FIFA telah memberikan kesempatan terakhir kepada PSSI untuk menggelar Kongres Pemilihan paling lambat 30 Juni 2011. Bila gagal, Indonesia secara otomatis akan dijatuhi sanksi pembekuan pada 1 Juli 2011.
Ancaman sanksi FIFA tersebut ternyata dipandang sebelah mata oleh Wisnu. Saat dihubungi , Selasa, 31 Mei 2011, Wisnu mengatakan skorsing FIFA tidak akan memberatkan karena Indonesia masih lebih baik dibandingkan dengan negara lain yang sudah terkena sanksi.
"FIFA itu profesional, tidak perlu terlalu takut. Seperti orang mau dibunuh saja. Di luar (negeri) sana bahkan sampai ada peluru," kata Wisnu. "Kita bisa tuntut balik jika Indonesia dihukum berat," lanjut ketua umum Persebaya tersebut.
Publik sepakbola Indonesia sempat was-was Indonesia bakal terkena sanksi dari FIFA. Pemicunya adalah gagalnya Kongres PSSI yang digelar di Hotel Sultan, Senayan, Jakarta, Jumat, 20 Mei lalu.
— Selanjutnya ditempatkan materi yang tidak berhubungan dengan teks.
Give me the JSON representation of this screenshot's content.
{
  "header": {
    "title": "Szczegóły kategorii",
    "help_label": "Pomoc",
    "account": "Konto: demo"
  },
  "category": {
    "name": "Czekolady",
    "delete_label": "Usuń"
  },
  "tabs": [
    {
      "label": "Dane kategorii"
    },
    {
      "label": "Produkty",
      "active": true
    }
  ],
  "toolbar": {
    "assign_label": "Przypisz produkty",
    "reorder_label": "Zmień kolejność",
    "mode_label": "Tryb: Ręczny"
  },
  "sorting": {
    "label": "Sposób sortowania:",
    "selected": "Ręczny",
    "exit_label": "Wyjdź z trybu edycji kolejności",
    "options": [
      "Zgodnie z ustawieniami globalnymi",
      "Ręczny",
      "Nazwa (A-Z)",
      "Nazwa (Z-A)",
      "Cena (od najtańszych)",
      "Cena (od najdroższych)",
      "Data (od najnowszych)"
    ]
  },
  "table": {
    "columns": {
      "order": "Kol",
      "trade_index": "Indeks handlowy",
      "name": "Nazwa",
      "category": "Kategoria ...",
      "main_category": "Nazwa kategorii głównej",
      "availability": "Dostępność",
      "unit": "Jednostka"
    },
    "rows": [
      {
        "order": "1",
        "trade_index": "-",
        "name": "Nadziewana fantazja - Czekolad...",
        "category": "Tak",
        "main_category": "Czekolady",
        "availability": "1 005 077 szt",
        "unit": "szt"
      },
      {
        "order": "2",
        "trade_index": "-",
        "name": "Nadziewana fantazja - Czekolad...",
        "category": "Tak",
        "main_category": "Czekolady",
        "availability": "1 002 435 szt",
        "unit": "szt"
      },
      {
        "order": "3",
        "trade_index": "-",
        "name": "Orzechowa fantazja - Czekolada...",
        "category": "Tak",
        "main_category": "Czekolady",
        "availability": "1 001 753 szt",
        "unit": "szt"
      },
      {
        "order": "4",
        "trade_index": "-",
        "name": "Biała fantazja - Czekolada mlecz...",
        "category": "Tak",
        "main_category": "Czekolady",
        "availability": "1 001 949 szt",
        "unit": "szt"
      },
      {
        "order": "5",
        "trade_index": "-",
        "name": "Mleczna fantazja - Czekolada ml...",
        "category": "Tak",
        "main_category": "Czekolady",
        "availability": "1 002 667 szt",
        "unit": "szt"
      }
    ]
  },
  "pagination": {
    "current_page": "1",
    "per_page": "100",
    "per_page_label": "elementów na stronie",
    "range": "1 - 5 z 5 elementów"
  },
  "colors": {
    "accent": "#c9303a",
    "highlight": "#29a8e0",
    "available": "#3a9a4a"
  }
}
Kongres deadlock setelah Kelompok 78 memaksakan pencalonan pasangan Arifin Panigoro dan George Toisutta.
Ini merupakan kegagalan kedua bagi PSSI menggelar Kongres pemilihan Ketua Umum, Wakil Ketua Umum, dan Anggota Exco periode 2011-2015. Sebelumnya, kepengurusan Nurdin Halid juga gagal menggelar Kongres di Riau, 26 Maret 2011.
Tak ingin sepakbola Indonesia mendapat sanksi dari FIFA, Ketua Komite Normalisasi, Agum Gumelar, bertolak ke Zurich, Swiss. Dia terbang dengan membawa data lengkap mengenai situasi Kongres dan aspirasi masyarakat, pemerintah, dan elemen suporter Indonesia yang tak menginginkan sanksi FIFA.
Di markas FIFA, Agum bertemu Direktur Keanggotaan dan Pengembangan Asosiasi FIFA, Thierry Regenass yang menjadi wakil FIFA pada Kongres PSSI, 20 Mei lalu. Regenass lalu merekomendasikan hasil perbincangannya dengan Agum Gumelar kepada rapat Exco FIFA, Senin, 30 Mei 2011.